Optional, if not specified, default per user quota is consumed instead.
Submit a Batch Job
A batch job can be submitted by using command qsub, in the following pattern:
# submit a job which calls a script (bash, shell, python scripts etc)
qsub -N JOB_NAME -pe smp NUMBER_OF_CPU -l ATTR1=VAL1,ATTR2=VAL2 SCRIPT
# submit a job which calls a BINARY (anything which are not script, such as sleep, dd etc)
qsub -N JOB_NAME -pe smp NUMBER_OF_CPU -l ATTR1=VAL1,ATTR2=VAL2 -b y BINARY
Examples
# a very big sleep job that needs 16 x CPUs, 2 x GPGPUs, 64GB memory, 10G disk space
qsub -b y -N generic_gpgpu -pe smp 16 -l ngpus=2,mem=65G,jobfs=10G sleep 1m
# a smaller sleep job that requires the specific A2 GPGPU...
qsub -b y -N t1000_gpgpu -pe smp 8 -l ngpus=2,gpgpu_model=A2,mem=16G,jobfs=10G sleep 1m
# a big job runs on multiple H100 nodes inside the same physical rack/cabinet F (rack awareness)
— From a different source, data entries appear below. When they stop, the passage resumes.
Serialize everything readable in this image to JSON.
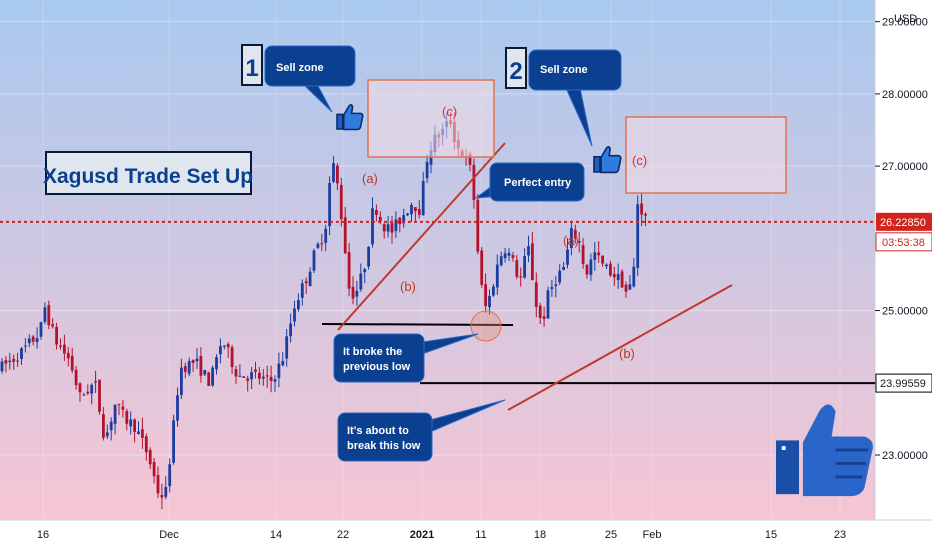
{
  "chart_data": {
    "type": "candlestick",
    "title": "Xagusd Trade Set Up",
    "currency_label": "USD",
    "price_axis": {
      "range": [
        22.1,
        29.3
      ],
      "ticks": [
        {
          "value": 29.0,
          "label": "29.00000"
        },
        {
          "value": 28.0,
          "label": "28.00000"
        },
        {
          "value": 27.0,
          "label": "27.00000"
        },
        {
          "value": 25.0,
          "label": "25.00000"
        },
        {
          "value": 23.0,
          "label": "23.00000"
        }
      ]
    },
    "time_axis": {
      "ticks": [
        {
          "label": "16",
          "bold": false
        },
        {
          "label": "Dec",
          "bold": false
        },
        {
          "label": "14",
          "bold": false
        },
        {
          "label": "22",
          "bold": false
        },
        {
          "label": "2021",
          "bold": true
        },
        {
          "label": "11",
          "bold": false
        },
        {
          "label": "18",
          "bold": false
        },
        {
          "label": "25",
          "bold": false
        },
        {
          "label": "Feb",
          "bold": false
        },
        {
          "label": "15",
          "bold": false
        },
        {
          "label": "23",
          "bold": false
        }
      ]
    },
    "current_price": {
      "value": 26.2285,
      "label": "26.22850",
      "countdown": "03:53:38"
    },
    "support_level": {
      "value": 23.99559,
      "label": "23.99559"
    },
    "price_path": [
      [
        0,
        24.2
      ],
      [
        20,
        24.4
      ],
      [
        40,
        24.7
      ],
      [
        45,
        25.05
      ],
      [
        55,
        24.6
      ],
      [
        70,
        24.3
      ],
      [
        80,
        23.8
      ],
      [
        95,
        24.0
      ],
      [
        105,
        23.2
      ],
      [
        115,
        23.7
      ],
      [
        125,
        23.5
      ],
      [
        135,
        23.4
      ],
      [
        148,
        23.0
      ],
      [
        158,
        22.5
      ],
      [
        165,
        22.4
      ],
      [
        172,
        23.2
      ],
      [
        180,
        24.2
      ],
      [
        195,
        24.3
      ],
      [
        210,
        24.0
      ],
      [
        222,
        24.6
      ],
      [
        238,
        24.1
      ],
      [
        255,
        24.1
      ],
      [
        270,
        24.0
      ],
      [
        282,
        24.3
      ],
      [
        295,
        25.1
      ],
      [
        305,
        25.4
      ],
      [
        315,
        25.8
      ],
      [
        325,
        26.1
      ],
      [
        332,
        27.1
      ],
      [
        338,
        26.7
      ],
      [
        344,
        26.0
      ],
      [
        350,
        25.2
      ],
      [
        358,
        25.3
      ],
      [
        366,
        25.7
      ],
      [
        374,
        26.5
      ],
      [
        382,
        26.2
      ],
      [
        392,
        26.1
      ],
      [
        402,
        26.3
      ],
      [
        412,
        26.5
      ],
      [
        420,
        26.4
      ],
      [
        428,
        27.2
      ],
      [
        436,
        27.4
      ],
      [
        444,
        27.5
      ],
      [
        450,
        27.65
      ],
      [
        456,
        27.3
      ],
      [
        464,
        27.15
      ],
      [
        472,
        26.9
      ],
      [
        478,
        25.8
      ],
      [
        484,
        25.0
      ],
      [
        490,
        25.2
      ],
      [
        497,
        25.6
      ],
      [
        504,
        25.9
      ],
      [
        512,
        25.7
      ],
      [
        520,
        25.4
      ],
      [
        528,
        25.9
      ],
      [
        536,
        25.1
      ],
      [
        542,
        24.8
      ],
      [
        548,
        25.2
      ],
      [
        556,
        25.45
      ],
      [
        564,
        25.6
      ],
      [
        572,
        26.1
      ],
      [
        578,
        26.0
      ],
      [
        586,
        25.5
      ],
      [
        594,
        25.8
      ],
      [
        604,
        25.6
      ],
      [
        614,
        25.5
      ],
      [
        622,
        25.4
      ],
      [
        628,
        25.2
      ],
      [
        634,
        25.6
      ],
      [
        637,
        26.5
      ],
      [
        640,
        26.45
      ],
      [
        644,
        26.3
      ],
      [
        648,
        26.23
      ]
    ],
    "annotations": {
      "zone1_number": "1",
      "zone2_number": "2",
      "sell_zone_1": "Sell zone",
      "sell_zone_2": "Sell zone",
      "perfect_entry": "Perfect entry",
      "broke_low_line1": "It broke the",
      "broke_low_line2": "previous low",
      "about_break_line1": "It's about to",
      "about_break_line2": "break this low",
      "wave_a1": "(a)",
      "wave_b1": "(b)",
      "wave_c1": "(c)",
      "wave_a2": "(a)",
      "wave_b2": "(b)",
      "wave_c2": "(c)"
    },
    "colors": {
      "background_top": "#a9c9ef",
      "background_bottom": "#f6c6d4",
      "candle_up": "#1a3ea0",
      "candle_down": "#b3122c",
      "callout_fill": "#0b3f8f",
      "trendline": "#c0392b",
      "sell_zone_border": "#e0734c",
      "current_price_line": "#d0241c",
      "thumb": "#1f5cc4"
    }
  }
}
qsub -b y -N h100_gpgpu -pe mpi 256 -l ngpus=2,gpgpu_model=H100,rack=f,mem=128G,jobfs=100G sleep 1m
Job Status
Job status can be view in
Submission Script
For larger and more complex analyses, the qsub submission script can be very useful. A submission script contains pre-populated qsub parameters, can be reused, distributed and version controlled easily. It looks like:
#!/bin/bash
#
# It prints the actual path of the job scratch directory.
#$ -pe smp 8
#$ -j y
#$ -e logs/$JOB_ID_$JOB_NAME.out
#$ -o logs/$JOB_ID_$JOB_NAME.out
#$ -cwd
#$ -N dd_smp
#$ -l mem=1G,jobfs=110G,tmpfree=150G,walltime=00:30:00
#
echo "$HOSTNAME $TMPDIR $jobfs"
# about 107GB
dd if=/dev/zero of=$TMPDIR/dd.test bs=512M count=200
To submit
z1234567@login01:~$ qsub sge_dd_smp.sh
Your job 31 ("dd_smp") has been submitted
GPGPU
Two attributes gpu_model and gpu_code allow jobs to request to run on a particular GPGPU card model or chip. To find out what are available:
Here is an example of submission script to request a pytorch job to be run on NVIDIA L4 GPGPU specifically:
#!/bin/bash
#
# It prints the actual path of the job scratch directory.
#
#$ -j y
#$ -e $JOB_ID_$JOB_NAME.out
#$ -o $JOB_ID_$JOB_NAME.out
#$ -cwd
#$ -N WP_L4
#$ -l mem=20G,jobfs=10G,tmpfree=12G
#$ -l ngpus=1,gpu_model=L4
echo "$HOSTNAME $TMPDIR $jobfs"
# https://cseunsw.atlassian.net/wiki/x/XgCjBQ for more about conda/mamba
/PATH_TO_CONDA_OR_MAMBA/mamba run -n pytorch_cu121 python3 pytorch_cuda_info.py
Its output looks like
$ cat logs/12_WP_L4.out
wp-omega-c04.cse.unsw.edu.au /scratch_local/12.1.all.q 10G
Is CUDA supported by this system?
True
CUDA version: 12.1
ID of current CUDA device:
0
Name of current CUDA device:
NVIDIA L4
Local Scratch
Each Compute Node equits a dedicated local storage which acts as the “Tier 0” scratch storage. When a job starts, it is given a dedicated (but temporary) directory on the scratch storage and its path is assigned to the variable $TMPDIR. Inside the submission script, $TMPDIR can be utilised in the following pattern:
cp -r $HOME/PROJECT_DATA $TMPDIR/
TOOL_BINARY -input $TMPDIR/PROJECT_DATA -output $TMPDIR/OUTPUT_DATA
# MAKE SURE the output data is copy back to your persistent storage location
cp -r $TMPDIR/OUTPUT_DATA $HOME/
It is generally a good idea to utilise this “Tier0” local scratch as it gives the best disk performance, compared to network shared storage (such as home directory).
Local scratch is temporary storage!! All data inside will be deleted upon job completion. Make sure data is copied back to somewhere!!